The broader crypto market has also taken a hit, losing around $225 billion in total value — the largest drop since mid-November. Total crypto market capitalization now stands at about $3.08 trillion.
Japanese bond turmoil or “Sell America” trade
According to Reuters, renewed tariff threats from US President Donald Trump have triggered a return of the so-called “Sell America” trade, similar to the market reaction seen after tariff announcements last April.
However, some analysts say the market turmoil may not be driven by tariffs alone. Dan Tapiero, founder and CEO of 50T Funds, said the sell-off was caused by severe stress in the Japanese bond market that is now spilling over into global markets.
Tapiero said the “wipeout” was driven by what he described as a “complete collapse” in Japanese bonds, adding that gold is likely to continue rising — after hitting a record high of $4,835 per ounce on Tuesday — with Bitcoin expected to follow.
US Treasury Secretary Scott Bessent echoed that view, saying markets are falling because Japan’s 10-year government bond experienced an extremely rare move over the past two days.
“I believe markets are going down because the Japanese 10-year bond market had a six-standard-deviation move,” Bessent said, adding that the sell-off had “nothing to do with Greenland.”
Japanese government bond yields surged sharply, with 10-year yields jumping nearly 19 basis points in two days.

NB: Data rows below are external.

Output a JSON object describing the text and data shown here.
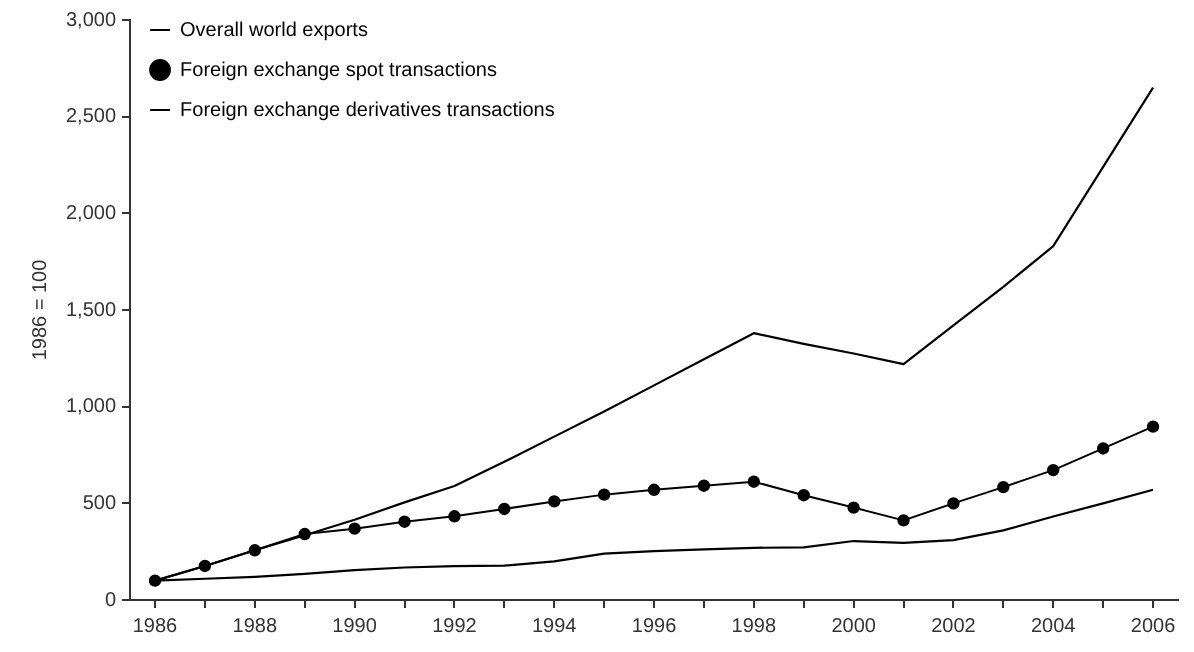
{
  "chart_data": {
    "type": "line",
    "ylabel": "1986 = 100",
    "x": [
      1986,
      1987,
      1988,
      1989,
      1990,
      1991,
      1992,
      1993,
      1994,
      1995,
      1996,
      1997,
      1998,
      1999,
      2000,
      2001,
      2002,
      2003,
      2004,
      2005,
      2006
    ],
    "xlim": [
      1985.5,
      2006.5
    ],
    "xticks": [
      1986,
      {
        "value": 1987,
        "label": null
      },
      1988,
      {
        "value": 1989,
        "label": null
      },
      1990,
      {
        "value": 1991,
        "label": null
      },
      1992,
      {
        "value": 1993,
        "label": null
      },
      1994,
      {
        "value": 1995,
        "label": null
      },
      1996,
      {
        "value": 1997,
        "label": null
      },
      1998,
      {
        "value": 1999,
        "label": null
      },
      2000,
      {
        "value": 2001,
        "label": null
      },
      2002,
      {
        "value": 2003,
        "label": null
      },
      2004,
      {
        "value": 2005,
        "label": null
      },
      2006
    ],
    "ylim": [
      0,
      3000
    ],
    "yticks": [
      0,
      {
        "value": 500,
        "label": "500"
      },
      {
        "value": 1000,
        "label": "1,000"
      },
      {
        "value": 1500,
        "label": "1,500"
      },
      {
        "value": 2000,
        "label": "2,000"
      },
      {
        "value": 2500,
        "label": "2,500"
      },
      {
        "value": 3000,
        "label": "3,000"
      }
    ],
    "grid": false,
    "legend": "top left",
    "series": [
      {
        "name": "Overall world exports",
        "color": "#000000",
        "marker": "none",
        "values": [
          100,
          110,
          120,
          135,
          155,
          168,
          175,
          178,
          200,
          240,
          253,
          262,
          270,
          272,
          305,
          295,
          310,
          360,
          432,
          500,
          570
        ]
      },
      {
        "name": "Foreign exchange spot transactions",
        "color": "#000000",
        "marker": "circle",
        "values": [
          100,
          176,
          257,
          341,
          369,
          405,
          433,
          471,
          510,
          545,
          570,
          591,
          612,
          542,
          478,
          412,
          500,
          584,
          672,
          784,
          897
        ]
      },
      {
        "name": "Foreign exchange derivatives transactions",
        "color": "#000000",
        "marker": "none",
        "values": [
          100,
          176,
          257,
          335,
          415,
          505,
          590,
          715,
          845,
          975,
          1110,
          1245,
          1380,
          1325,
          1275,
          1220,
          1420,
          1620,
          1830,
          2240,
          2650
        ]
      }
    ]
  }
}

Meanwhile, 30-year yields saw their biggest one-day increase since 2003 as investors reacted to expectations of higher government spending and tighter liquidity, Reuters reported.

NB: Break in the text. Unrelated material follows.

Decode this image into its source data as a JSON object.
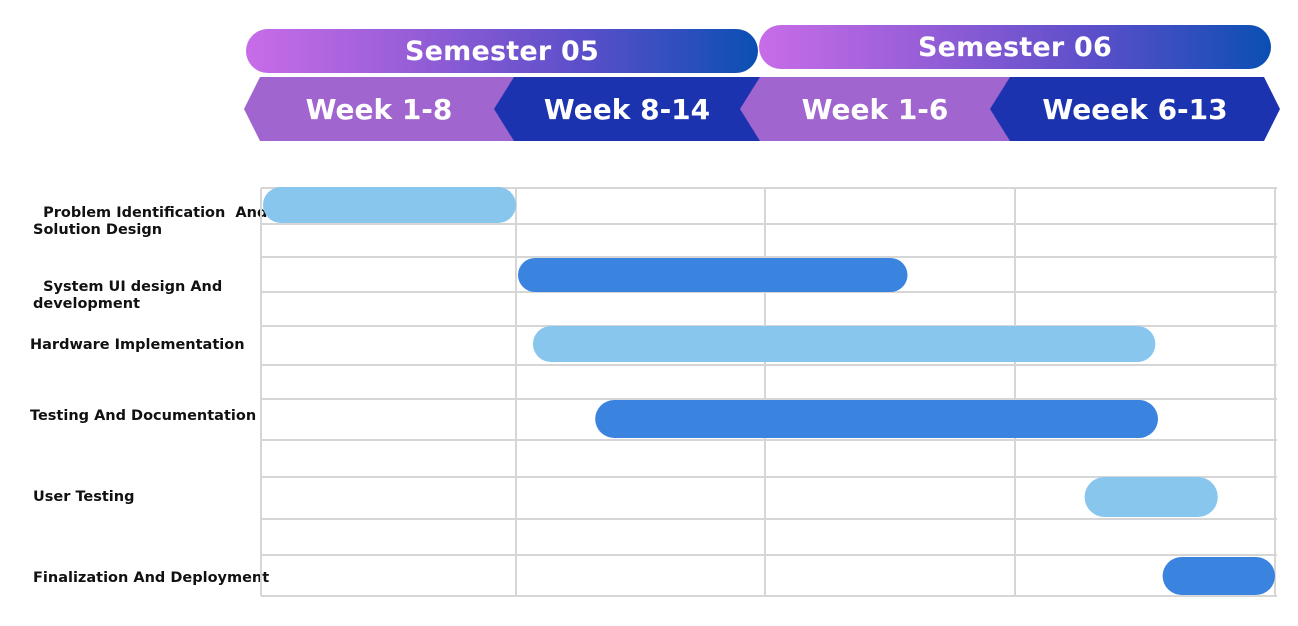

Global liquidity under pressure
Jeff Ko, chief analyst at CoinEx Research, told Cointelegraph that the spike in Japanese bond yields was driven by fiscal uncertainty and market volatility ahead of a snap election.
He warned that the move could speed up the unwinding of carry trades, which would further tighten an important source of global liquidity.
“Beyond the trade war, a capital war appears to be emerging,” Ko said.
“Fund flows are shifting away from US assets as geopolitical tensions mount. Bitcoin finds itself caught in a tug-of-war — while it shares characteristics with hard assets like gold, it’s currently being sold off due to its heightened sensitivity to liquidity conditions.”